Acara yang dihadiri sekitar 850 tamu undangan itu turut dihadiri Wali Kota Batam Amsakar Achmad, Sekda Firmansyah, jajaran Forkopimda, serta kepala OPD di lingkungan Pemko Batam.
Dalam sambutannya, Amsakar menyampaikan rasa terima kasih kepada seluruh kontingen yang telah berjuang membawa nama Batam di ajang Popda X Kepri yang berlangsung di Tanjung Balai Karimun pada 2–18 Juli 2026. Ia mengakui, Batam hanya mampu menduduki posisi *runner-up* meskipun diunggulkan dari jumlah sekolah, fasilitas, dan kuantitas atlet.
“Kita harus sportif menerima hasil ini. Namun, ini menjadi bahan evaluasi agar Batam bisa kembali merebut juara umum seperti delapan tahun berturut-turut sebelumnya,” ujar Amsakar.
Ia pun menginstruksikan Dinas Pemuda dan Olahraga (Dispora), Dinas Pendidikan (Disdik), dan Sekda untuk segera melakukan evaluasi taktis serta memperkuat pembinaan cabang olahraga yang masih perlu ditingkatkan.
Amsakar juga menekankan bahwa prestasi olahraga tidak terlepas dari pembangunan sumber daya manusia secara utuh. Ia menyebut capaian Batam di bidang olahraga sejalan dengan kemajuan di sektor pendidikan, kesehatan, dan kesejahteraan. Ia mencontohkan prestasi Batam di ajang STQ dan MTQ yang tiga tahun berturut-turut menjadi juara, serta Indeks Pembangunan Manusia (IPM) Batam 2025 yang mencapai 83,8—tertinggi di Kepri.
“Kemajuan ini juga mendapat pengakuan nasional.

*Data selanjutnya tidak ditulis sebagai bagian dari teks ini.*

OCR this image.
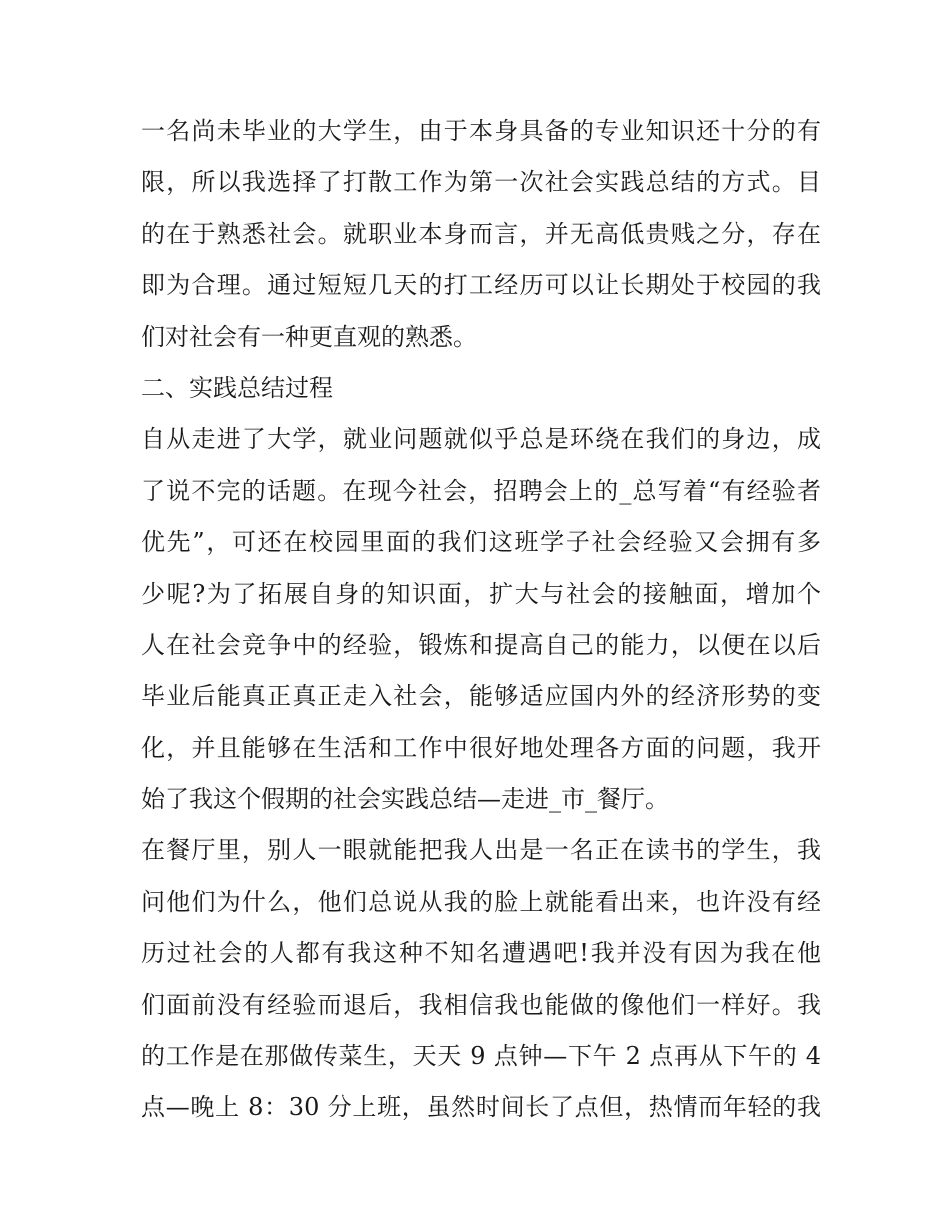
一名尚未毕业的大学生，由于本身具备的专业知识还十分的有
限，所以我选择了打散工作为第一次社会实践总结的方式。目
的在于熟悉社会。就职业本身而言，并无高低贵贱之分，存在
即为合理。通过短短几天的打工经历可以让长期处于校园的我
们对社会有一种更直观的熟悉。
二、实践总结过程
自从走进了大学，就业问题就似乎总是环绕在我们的身边，成
了说不完的话题。在现今社会，招聘会上的_总写着“有经验者
优先”，可还在校园里面的我们这班学子社会经验又会拥有多
少呢?为了拓展自身的知识面，扩大与社会的接触面，增加个
人在社会竞争中的经验，锻炼和提高自己的能力，以便在以后
毕业后能真正真正走入社会，能够适应国内外的经济形势的变
化，并且能够在生活和工作中很好地处理各方面的问题，我开
始了我这个假期的社会实践总结—走进_市_餐厅。
在餐厅里，别人一眼就能把我人出是一名正在读书的学生，我
问他们为什么，他们总说从我的脸上就能看出来，也许没有经
历过社会的人都有我这种不知名遭遇吧!我并没有因为我在他
们面前没有经验而退后，我相信我也能做的像他们一样好。我
的工作是在那做传菜生，天天 9 点钟—下午 2 点再从下午的 4
点—晚上 8：30 分上班，虽然时间长了点但，热情而年轻的我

Dalam dua hari terakhir, Batam menerima penghargaan Pemimpin Daerah Terpuji kategori Pengembangan Ekonomi dari iNews TV dan Anugerah Ekonomi Terpuji dari Detik,” tambahnya.
Ia mengajak semua pihak menghentikan narasi negatif dan saling curiga. “Mari bergandengan tangan menjaga iklim pembangunan Batam yang makin kondusif,” imbaunya.

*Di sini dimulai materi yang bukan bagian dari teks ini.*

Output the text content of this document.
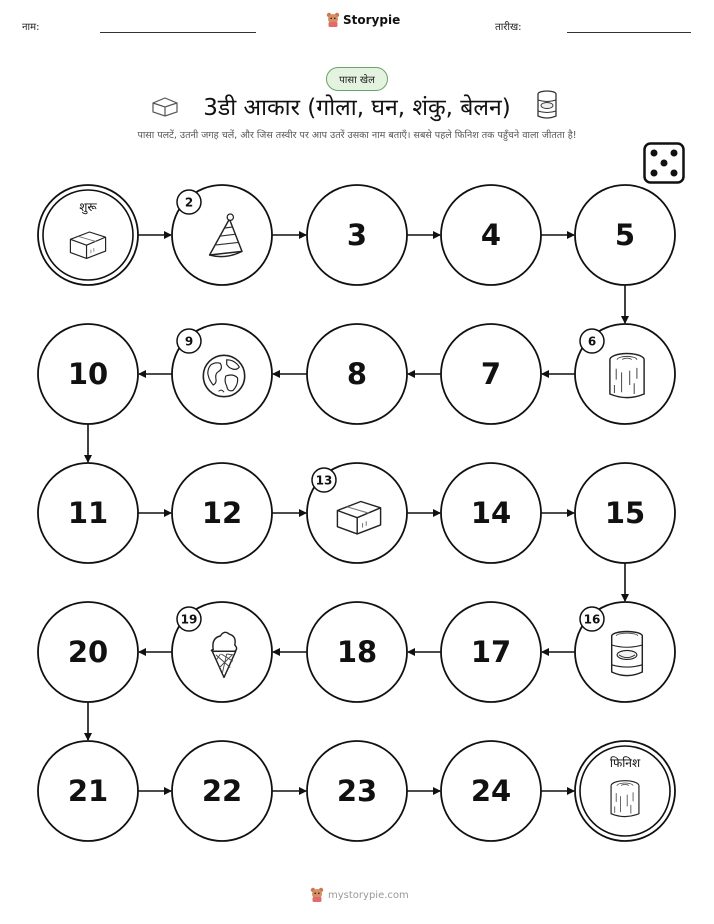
नाम:	तारीख:
Storypie
पासा खेल
3डी आकार (गोला, घन, शंकु, बेलन)
पासा पलटें, उतनी जगह चलें, और जिस तस्वीर पर आप उतरें उसका नाम बताएँ। सबसे पहले फिनिश तक पहुँचने वाला जीतता है!
शुरू	2
3	4	5
6
7
8
9
10
11	12
13
14	15
16
17
18
19
20
21	22	23	24
फिनिश
mystorypie.com
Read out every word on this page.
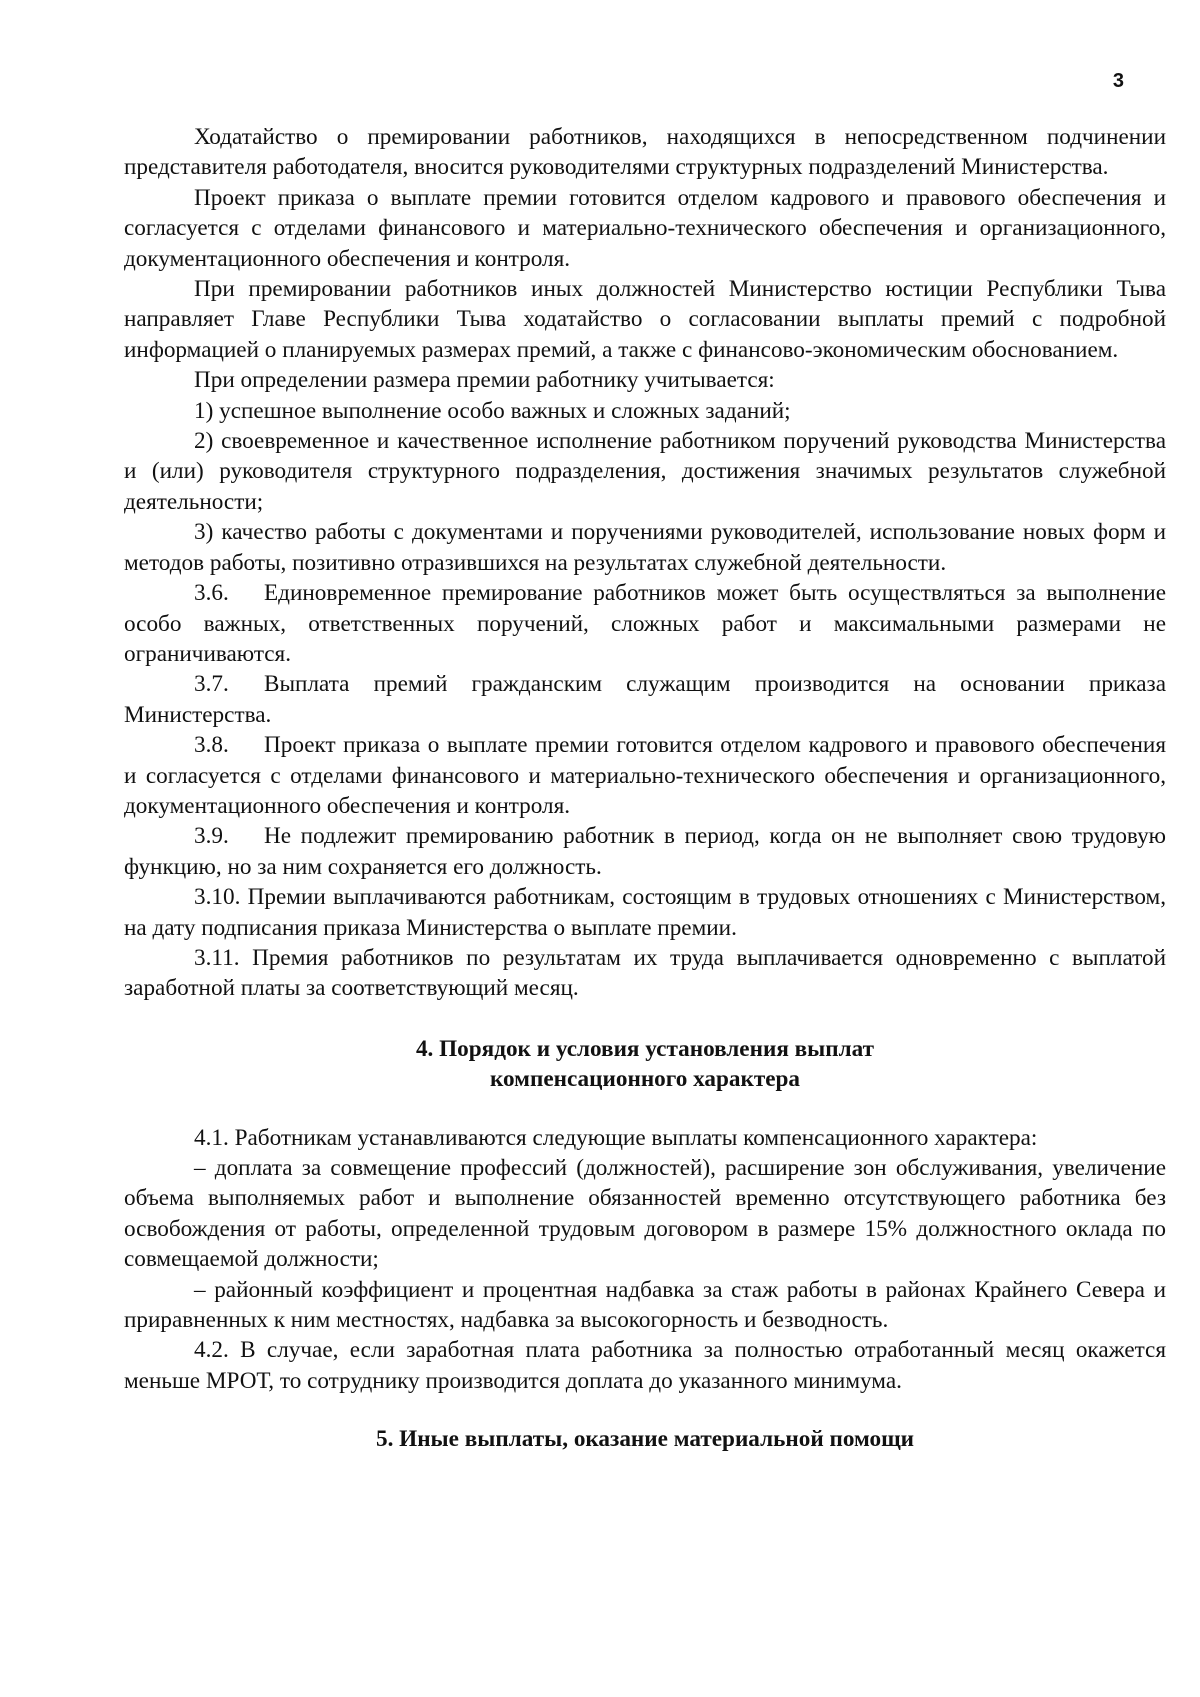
3

Ходатайство о премировании работников, находящихся в непосредственном подчинении представителя работодателя, вносится руководителями структурных подразделений Министерства.

Проект приказа о выплате премии готовится отделом кадрового и правового обеспечения и согласуется с отделами финансового и материально-технического обеспечения и организационного, документационного обеспечения и контроля.

При премировании работников иных должностей Министерство юстиции Республики Тыва направляет Главе Республики Тыва ходатайство о согласовании выплаты премий с подробной информацией о планируемых размерах премий, а также с финансово-экономическим обоснованием.

При определении размера премии работнику учитывается:

1) успешное выполнение особо важных и сложных заданий;

2) своевременное и качественное исполнение работником поручений руководства Министерства и (или) руководителя структурного подразделения, достижения значимых результатов служебной деятельности;

3) качество работы с документами и поручениями руководителей, использование новых форм и методов работы, позитивно отразившихся на результатах служебной деятельности.

3.6. Единовременное премирование работников может быть осуществляться за выполнение особо важных, ответственных поручений, сложных работ и максимальными размерами не ограничиваются.

3.7. Выплата премий гражданским служащим производится на основании приказа Министерства.

3.8. Проект приказа о выплате премии готовится отделом кадрового и правового обеспечения и согласуется с отделами финансового и материально-технического обеспечения и организационного, документационного обеспечения и контроля.

3.9. Не подлежит премированию работник в период, когда он не выполняет свою трудовую функцию, но за ним сохраняется его должность.

3.10. Премии выплачиваются работникам, состоящим в трудовых отношениях с Министерством, на дату подписания приказа Министерства о выплате премии.

3.11. Премия работников по результатам их труда выплачивается одновременно с выплатой заработной платы за соответствующий месяц.

4. Порядок и условия установления выплат

компенсационного характера

4.1. Работникам устанавливаются следующие выплаты компенсационного характера:

– доплата за совмещение профессий (должностей), расширение зон обслуживания, увеличение объема выполняемых работ и выполнение обязанностей временно отсутствующего работника без освобождения от работы, определенной трудовым договором в размере 15% должностного оклада по совмещаемой должности;

– районный коэффициент и процентная надбавка за стаж работы в районах Крайнего Севера и приравненных к ним местностях, надбавка за высокогорность и безводность.

4.2. В случае, если заработная плата работника за полностью отработанный месяц окажется меньше МРОТ, то сотруднику производится доплата до указанного минимума.

5. Иные выплаты, оказание материальной помощи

Sementara itu, Pelaksana Tugas Kepala Dispora Batam, Heriman, melaporkan bahwa kontingen Batam diperkuat 231 orang, terdiri atas 171 atlet, 18 pelatih, 10 manajer/ofisial cabang olahraga, dan 14 ofisial kota. Mereka bertanding dalam 10 cabang olahraga dan berhasil meraih total 94 medali: 23 emas, 34 perak, dan 37 perunggu.
Rincian bonus yang diberikan Pemko Batam:
– Emas: Rp5 juta (perorangan), Rp2,5 juta (ganda), Rp1,5 juta (beregu)

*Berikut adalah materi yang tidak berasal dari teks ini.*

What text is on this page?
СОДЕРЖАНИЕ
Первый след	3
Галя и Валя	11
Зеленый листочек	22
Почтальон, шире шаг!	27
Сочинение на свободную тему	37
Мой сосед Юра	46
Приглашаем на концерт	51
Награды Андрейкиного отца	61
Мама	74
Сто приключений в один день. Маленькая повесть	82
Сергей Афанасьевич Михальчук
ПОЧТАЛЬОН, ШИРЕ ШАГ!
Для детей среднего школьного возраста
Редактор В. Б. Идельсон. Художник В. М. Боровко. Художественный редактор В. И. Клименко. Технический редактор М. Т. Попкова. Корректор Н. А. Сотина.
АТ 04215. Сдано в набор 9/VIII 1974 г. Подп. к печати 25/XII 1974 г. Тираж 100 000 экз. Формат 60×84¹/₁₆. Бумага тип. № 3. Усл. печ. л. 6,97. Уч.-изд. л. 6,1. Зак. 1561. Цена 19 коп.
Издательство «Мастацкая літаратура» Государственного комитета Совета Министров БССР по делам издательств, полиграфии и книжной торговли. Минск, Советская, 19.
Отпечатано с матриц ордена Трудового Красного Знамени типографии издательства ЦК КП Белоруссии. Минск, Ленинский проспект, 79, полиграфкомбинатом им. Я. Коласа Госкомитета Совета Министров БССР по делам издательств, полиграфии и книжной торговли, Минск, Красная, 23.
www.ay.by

– Perak: Rp3 juta (perorangan), Rp1,5 juta (ganda), Rp1 juta (beregu)
– Perunggu: Rp2 juta (perorangan), Rp1 juta (ganda), Rp750 ribu (beregu)
Dari 23 medali emas, pencak silat menyumbang enam, renang lima, bulu tangkis empat, atletik tiga, tenis lapangan dua, serta bola basket dan bola voli masing-masing satu. Untuk medali perak, renang mendominasi dengan 11, disusul pencak silat tujuh, atletik enam, bulu tangkis empat, tenis lapangan tiga, serta sepak takraw, bola voli, dan tenis meja masing-masing satu. Sedangkan 37 medali perunggu diperoleh dari renang (13), atletik (9), pencak silat (7), tenis lapangan (4), tenis meja (3), dan sepak takraw (1).